Hiervon sollen die Krankenkassen mindestens 2 Euro für Maßnahmen zur betrieblichen Gesundheitsförderung sowie mindestens 1 Euro für Maßnahmen in den Lebenswelten der Versicherten („Settingleistungen“) aufwenden. Quelle www.bmg.bund.de

Päventionsförderungsgesetz zur betrieblichen Gesundheitsförderung

Das Präventionsförderungsgesetz zur betrieblichen Gesundheitsförderung (BGF). Die betriebliche Gesundheitsförderung ist ein wichtiger Baustein für ein erfülltes und gesundes Arbeitsleben.

Das Präventionsförderungsgesetz reagiert insbesondere auf die Herausforderungen des demografischen Wandels :

Vor dem Hintergrund der demografischen Entwicklung sollen älter werdende Belegschaften gesund erhalten und ihre Beschäftigungsfähigkeit gesichert werden.

Die BGF soll daher auch in kleinen und mittleren Unternehmen (KMU) stärker verbreitet werden.

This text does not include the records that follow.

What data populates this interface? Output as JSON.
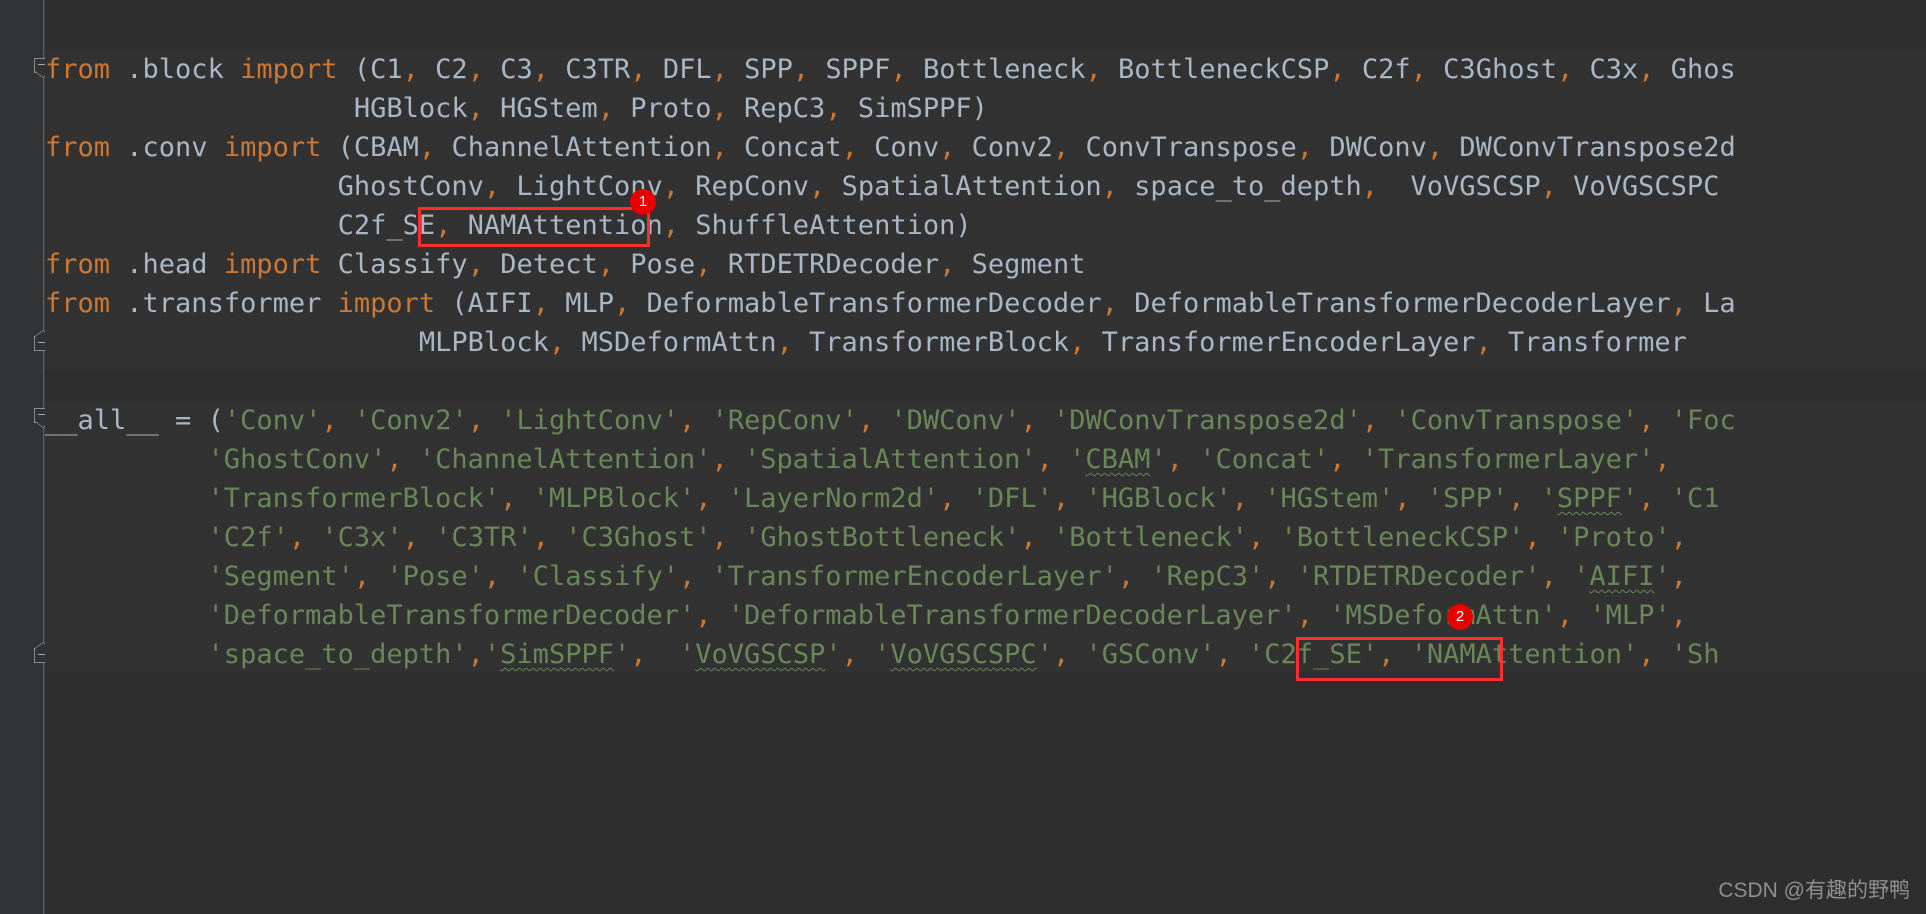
{
  "editor": {
    "theme_bg": "#2e2e2e",
    "gutter_bg": "#313335",
    "default_text_color": "#a9b7c6",
    "keyword_color": "#cc7832",
    "string_color": "#6a8759",
    "annotation_color": "#ff2e2e"
  },
  "code_lines": [
    {
      "id": "line-1",
      "text": "from .block import (C1, C2, C3, C3TR, DFL, SPP, SPPF, Bottleneck, BottleneckCSP, C2f, C3Ghost, C3x, Ghos",
      "tokens": [
        {
          "t": "from",
          "c": "kw"
        },
        {
          "t": " .block ",
          "c": "id"
        },
        {
          "t": "import",
          "c": "kw"
        },
        {
          "t": " (C1",
          "c": "id"
        },
        {
          "t": ",",
          "c": "punc"
        },
        {
          "t": " C2",
          "c": "id"
        },
        {
          "t": ",",
          "c": "punc"
        },
        {
          "t": " C3",
          "c": "id"
        },
        {
          "t": ",",
          "c": "punc"
        },
        {
          "t": " C3TR",
          "c": "id"
        },
        {
          "t": ",",
          "c": "punc"
        },
        {
          "t": " DFL",
          "c": "id"
        },
        {
          "t": ",",
          "c": "punc"
        },
        {
          "t": " SPP",
          "c": "id"
        },
        {
          "t": ",",
          "c": "punc"
        },
        {
          "t": " SPPF",
          "c": "id"
        },
        {
          "t": ",",
          "c": "punc"
        },
        {
          "t": " Bottleneck",
          "c": "id"
        },
        {
          "t": ",",
          "c": "punc"
        },
        {
          "t": " BottleneckCSP",
          "c": "id"
        },
        {
          "t": ",",
          "c": "punc"
        },
        {
          "t": " C2f",
          "c": "id"
        },
        {
          "t": ",",
          "c": "punc"
        },
        {
          "t": " C3Ghost",
          "c": "id"
        },
        {
          "t": ",",
          "c": "punc"
        },
        {
          "t": " C3x",
          "c": "id"
        },
        {
          "t": ",",
          "c": "punc"
        },
        {
          "t": " Ghos",
          "c": "id"
        }
      ]
    },
    {
      "id": "line-2",
      "text": "                   HGBlock, HGStem, Proto, RepC3, SimSPPF)",
      "tokens": [
        {
          "t": "                   HGBlock",
          "c": "id"
        },
        {
          "t": ",",
          "c": "punc"
        },
        {
          "t": " HGStem",
          "c": "id"
        },
        {
          "t": ",",
          "c": "punc"
        },
        {
          "t": " Proto",
          "c": "id"
        },
        {
          "t": ",",
          "c": "punc"
        },
        {
          "t": " RepC3",
          "c": "id"
        },
        {
          "t": ",",
          "c": "punc"
        },
        {
          "t": " SimSPPF)",
          "c": "id"
        }
      ]
    },
    {
      "id": "line-3",
      "text": "from .conv import (CBAM, ChannelAttention, Concat, Conv, Conv2, ConvTranspose, DWConv, DWConvTranspose2d",
      "tokens": [
        {
          "t": "from",
          "c": "kw"
        },
        {
          "t": " .conv ",
          "c": "id"
        },
        {
          "t": "import",
          "c": "kw"
        },
        {
          "t": " (CBAM",
          "c": "id"
        },
        {
          "t": ",",
          "c": "punc"
        },
        {
          "t": " ChannelAttention",
          "c": "id"
        },
        {
          "t": ",",
          "c": "punc"
        },
        {
          "t": " Concat",
          "c": "id"
        },
        {
          "t": ",",
          "c": "punc"
        },
        {
          "t": " Conv",
          "c": "id"
        },
        {
          "t": ",",
          "c": "punc"
        },
        {
          "t": " Conv2",
          "c": "id"
        },
        {
          "t": ",",
          "c": "punc"
        },
        {
          "t": " ConvTranspose",
          "c": "id"
        },
        {
          "t": ",",
          "c": "punc"
        },
        {
          "t": " DWConv",
          "c": "id"
        },
        {
          "t": ",",
          "c": "punc"
        },
        {
          "t": " DWConvTranspose2d",
          "c": "id"
        }
      ]
    },
    {
      "id": "line-4",
      "text": "                  GhostConv, LightConv, RepConv, SpatialAttention, space_to_depth,  VoVGSCSP, VoVGSCSPC",
      "tokens": [
        {
          "t": "                  GhostConv",
          "c": "id"
        },
        {
          "t": ",",
          "c": "punc"
        },
        {
          "t": " LightConv",
          "c": "id"
        },
        {
          "t": ",",
          "c": "punc"
        },
        {
          "t": " RepConv",
          "c": "id"
        },
        {
          "t": ",",
          "c": "punc"
        },
        {
          "t": " SpatialAttention",
          "c": "id"
        },
        {
          "t": ",",
          "c": "punc"
        },
        {
          "t": " space_to_depth",
          "c": "id"
        },
        {
          "t": ",",
          "c": "punc"
        },
        {
          "t": "  VoVGSCSP",
          "c": "id"
        },
        {
          "t": ",",
          "c": "punc"
        },
        {
          "t": " VoVGSCSPC",
          "c": "id"
        }
      ]
    },
    {
      "id": "line-5",
      "text": "                  C2f_SE, NAMAttention, ShuffleAttention)",
      "tokens": [
        {
          "t": "                  C2f_SE",
          "c": "id"
        },
        {
          "t": ",",
          "c": "punc"
        },
        {
          "t": " NAMAttention",
          "c": "id"
        },
        {
          "t": ",",
          "c": "punc"
        },
        {
          "t": " ShuffleAttention)",
          "c": "id"
        }
      ]
    },
    {
      "id": "line-6",
      "text": "from .head import Classify, Detect, Pose, RTDETRDecoder, Segment",
      "tokens": [
        {
          "t": "from",
          "c": "kw"
        },
        {
          "t": " .head ",
          "c": "id"
        },
        {
          "t": "import",
          "c": "kw"
        },
        {
          "t": " Classify",
          "c": "id"
        },
        {
          "t": ",",
          "c": "punc"
        },
        {
          "t": " Detect",
          "c": "id"
        },
        {
          "t": ",",
          "c": "punc"
        },
        {
          "t": " Pose",
          "c": "id"
        },
        {
          "t": ",",
          "c": "punc"
        },
        {
          "t": " RTDETRDecoder",
          "c": "id"
        },
        {
          "t": ",",
          "c": "punc"
        },
        {
          "t": " Segment",
          "c": "id"
        }
      ]
    },
    {
      "id": "line-7",
      "text": "from .transformer import (AIFI, MLP, DeformableTransformerDecoder, DeformableTransformerDecoderLayer, La",
      "tokens": [
        {
          "t": "from",
          "c": "kw"
        },
        {
          "t": " .transformer ",
          "c": "id"
        },
        {
          "t": "import",
          "c": "kw"
        },
        {
          "t": " (AIFI",
          "c": "id"
        },
        {
          "t": ",",
          "c": "punc"
        },
        {
          "t": " MLP",
          "c": "id"
        },
        {
          "t": ",",
          "c": "punc"
        },
        {
          "t": " DeformableTransformerDecoder",
          "c": "id"
        },
        {
          "t": ",",
          "c": "punc"
        },
        {
          "t": " DeformableTransformerDecoderLayer",
          "c": "id"
        },
        {
          "t": ",",
          "c": "punc"
        },
        {
          "t": " La",
          "c": "id"
        }
      ]
    },
    {
      "id": "line-8",
      "text": "                       MLPBlock, MSDeformAttn, TransformerBlock, TransformerEncoderLayer, Transformer",
      "tokens": [
        {
          "t": "                       MLPBlock",
          "c": "id"
        },
        {
          "t": ",",
          "c": "punc"
        },
        {
          "t": " MSDeformAttn",
          "c": "id"
        },
        {
          "t": ",",
          "c": "punc"
        },
        {
          "t": " TransformerBlock",
          "c": "id"
        },
        {
          "t": ",",
          "c": "punc"
        },
        {
          "t": " TransformerEncoderLayer",
          "c": "id"
        },
        {
          "t": ",",
          "c": "punc"
        },
        {
          "t": " Transformer",
          "c": "id"
        }
      ]
    },
    {
      "id": "line-9",
      "text": "__all__ = ('Conv', 'Conv2', 'LightConv', 'RepConv', 'DWConv', 'DWConvTranspose2d', 'ConvTranspose', 'Foc",
      "tokens": [
        {
          "t": "__all__",
          "c": "plain"
        },
        {
          "t": " = ",
          "c": "id"
        },
        {
          "t": "(",
          "c": "id"
        },
        {
          "t": "'Conv'",
          "c": "str"
        },
        {
          "t": ",",
          "c": "punc"
        },
        {
          "t": " 'Conv2'",
          "c": "str"
        },
        {
          "t": ",",
          "c": "punc"
        },
        {
          "t": " 'LightConv'",
          "c": "str"
        },
        {
          "t": ",",
          "c": "punc"
        },
        {
          "t": " 'RepConv'",
          "c": "str"
        },
        {
          "t": ",",
          "c": "punc"
        },
        {
          "t": " 'DWConv'",
          "c": "str"
        },
        {
          "t": ",",
          "c": "punc"
        },
        {
          "t": " 'DWConvTranspose2d'",
          "c": "str"
        },
        {
          "t": ",",
          "c": "punc"
        },
        {
          "t": " 'ConvTranspose'",
          "c": "str"
        },
        {
          "t": ",",
          "c": "punc"
        },
        {
          "t": " 'Foc",
          "c": "str"
        }
      ]
    },
    {
      "id": "line-10",
      "text": "          'GhostConv', 'ChannelAttention', 'SpatialAttention', 'CBAM', 'Concat', 'TransformerLayer',",
      "tokens": [
        {
          "t": "          'GhostConv'",
          "c": "str"
        },
        {
          "t": ",",
          "c": "punc"
        },
        {
          "t": " 'ChannelAttention'",
          "c": "str"
        },
        {
          "t": ",",
          "c": "punc"
        },
        {
          "t": " 'SpatialAttention'",
          "c": "str"
        },
        {
          "t": ",",
          "c": "punc"
        },
        {
          "t": " '",
          "c": "str"
        },
        {
          "t": "CBAM",
          "c": "str spell"
        },
        {
          "t": "'",
          "c": "str"
        },
        {
          "t": ",",
          "c": "punc"
        },
        {
          "t": " 'Concat'",
          "c": "str"
        },
        {
          "t": ",",
          "c": "punc"
        },
        {
          "t": " 'TransformerLayer'",
          "c": "str"
        },
        {
          "t": ",",
          "c": "punc"
        }
      ]
    },
    {
      "id": "line-11",
      "text": "          'TransformerBlock', 'MLPBlock', 'LayerNorm2d', 'DFL', 'HGBlock', 'HGStem', 'SPP', 'SPPF', 'C1",
      "tokens": [
        {
          "t": "          'TransformerBlock'",
          "c": "str"
        },
        {
          "t": ",",
          "c": "punc"
        },
        {
          "t": " 'MLPBlock'",
          "c": "str"
        },
        {
          "t": ",",
          "c": "punc"
        },
        {
          "t": " 'LayerNorm2d'",
          "c": "str"
        },
        {
          "t": ",",
          "c": "punc"
        },
        {
          "t": " 'DFL'",
          "c": "str"
        },
        {
          "t": ",",
          "c": "punc"
        },
        {
          "t": " 'HGBlock'",
          "c": "str"
        },
        {
          "t": ",",
          "c": "punc"
        },
        {
          "t": " 'HGStem'",
          "c": "str"
        },
        {
          "t": ",",
          "c": "punc"
        },
        {
          "t": " 'SPP'",
          "c": "str"
        },
        {
          "t": ",",
          "c": "punc"
        },
        {
          "t": " '",
          "c": "str"
        },
        {
          "t": "SPPF",
          "c": "str spell"
        },
        {
          "t": "'",
          "c": "str"
        },
        {
          "t": ",",
          "c": "punc"
        },
        {
          "t": " 'C1",
          "c": "str"
        }
      ]
    },
    {
      "id": "line-12",
      "text": "          'C2f', 'C3x', 'C3TR', 'C3Ghost', 'GhostBottleneck', 'Bottleneck', 'BottleneckCSP', 'Proto',",
      "tokens": [
        {
          "t": "          'C2f'",
          "c": "str"
        },
        {
          "t": ",",
          "c": "punc"
        },
        {
          "t": " 'C3x'",
          "c": "str"
        },
        {
          "t": ",",
          "c": "punc"
        },
        {
          "t": " 'C3TR'",
          "c": "str"
        },
        {
          "t": ",",
          "c": "punc"
        },
        {
          "t": " 'C3Ghost'",
          "c": "str"
        },
        {
          "t": ",",
          "c": "punc"
        },
        {
          "t": " 'GhostBottleneck'",
          "c": "str"
        },
        {
          "t": ",",
          "c": "punc"
        },
        {
          "t": " 'Bottleneck'",
          "c": "str"
        },
        {
          "t": ",",
          "c": "punc"
        },
        {
          "t": " 'BottleneckCSP'",
          "c": "str"
        },
        {
          "t": ",",
          "c": "punc"
        },
        {
          "t": " 'Proto'",
          "c": "str"
        },
        {
          "t": ",",
          "c": "punc"
        }
      ]
    },
    {
      "id": "line-13",
      "text": "          'Segment', 'Pose', 'Classify', 'TransformerEncoderLayer', 'RepC3', 'RTDETRDecoder', 'AIFI',",
      "tokens": [
        {
          "t": "          'Segment'",
          "c": "str"
        },
        {
          "t": ",",
          "c": "punc"
        },
        {
          "t": " 'Pose'",
          "c": "str"
        },
        {
          "t": ",",
          "c": "punc"
        },
        {
          "t": " 'Classify'",
          "c": "str"
        },
        {
          "t": ",",
          "c": "punc"
        },
        {
          "t": " 'TransformerEncoderLayer'",
          "c": "str"
        },
        {
          "t": ",",
          "c": "punc"
        },
        {
          "t": " 'RepC3'",
          "c": "str"
        },
        {
          "t": ",",
          "c": "punc"
        },
        {
          "t": " 'RTDETRDecoder'",
          "c": "str"
        },
        {
          "t": ",",
          "c": "punc"
        },
        {
          "t": " '",
          "c": "str"
        },
        {
          "t": "AIFI",
          "c": "str spell"
        },
        {
          "t": "'",
          "c": "str"
        },
        {
          "t": ",",
          "c": "punc"
        }
      ]
    },
    {
      "id": "line-14",
      "text": "          'DeformableTransformerDecoder', 'DeformableTransformerDecoderLayer', 'MSDeformAttn', 'MLP',",
      "tokens": [
        {
          "t": "          'DeformableTransformerDecoder'",
          "c": "str"
        },
        {
          "t": ",",
          "c": "punc"
        },
        {
          "t": " 'DeformableTransformerDecoderLayer'",
          "c": "str"
        },
        {
          "t": ",",
          "c": "punc"
        },
        {
          "t": " 'MSDeformAttn'",
          "c": "str"
        },
        {
          "t": ",",
          "c": "punc"
        },
        {
          "t": " 'MLP'",
          "c": "str"
        },
        {
          "t": ",",
          "c": "punc"
        }
      ]
    },
    {
      "id": "line-15",
      "text": "          'space_to_depth','SimSPPF',  'VoVGSCSP', 'VoVGSCSPC', 'GSConv', 'C2f_SE', 'NAMAttention', 'Sh",
      "tokens": [
        {
          "t": "          'space_to_depth'",
          "c": "str"
        },
        {
          "t": ",",
          "c": "punc"
        },
        {
          "t": "'",
          "c": "str"
        },
        {
          "t": "SimSPPF",
          "c": "str spell"
        },
        {
          "t": "'",
          "c": "str"
        },
        {
          "t": ",",
          "c": "punc"
        },
        {
          "t": "  '",
          "c": "str"
        },
        {
          "t": "VoVGSCSP",
          "c": "str spell"
        },
        {
          "t": "'",
          "c": "str"
        },
        {
          "t": ",",
          "c": "punc"
        },
        {
          "t": " '",
          "c": "str"
        },
        {
          "t": "VoVGSCSPC",
          "c": "str spell"
        },
        {
          "t": "'",
          "c": "str"
        },
        {
          "t": ",",
          "c": "punc"
        },
        {
          "t": " 'GSConv'",
          "c": "str"
        },
        {
          "t": ",",
          "c": "punc"
        },
        {
          "t": " 'C2f_SE'",
          "c": "str"
        },
        {
          "t": ",",
          "c": "punc"
        },
        {
          "t": " 'NAMAttention'",
          "c": "str"
        },
        {
          "t": ",",
          "c": "punc"
        },
        {
          "t": " 'Sh",
          "c": "str"
        }
      ]
    }
  ],
  "annotations": {
    "box_1": {
      "label": "NAMAttention"
    },
    "box_2": {
      "label": "'NAMAttention'"
    },
    "badge_1": "1",
    "badge_2": "2"
  },
  "watermark": {
    "text": "CSDN @有趣的野鸭"
  }
}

Hierzu sollen die Krankenkassen-Ausgaben für BGF erhöht werden (mindestens 2 Euro je Versicherten/Jahr ).

Zur Sicherstellung eines niedrigschwelligen Zugangs sollen kleine und mittlere Unternehmen in regionalen Koordinierungsstellen der Krankenkassen Beratung und Unterstützung finden.

Die Nutzung der Kompetenz der Betriebsärztinnen und Betriebsärzte soll zukünftig verbindlich sein. Sie sollen stärker an den Leistungen der betrieblichen Gesundheitsförderung beteiligt werden.

Die Möglichkeit der Krankenkassen, Boni für Arbeitgeber und Versicherte zu leisten, wird verbindlicher gestaltet. Zudem sind Boni vorrangig am Erfolg der Maßnahmen auszurichten.

Darüber hinaus sollen Gruppentarife der einzelnen Krankenkassen mit Beschäftigtengruppen ermöglicht werden.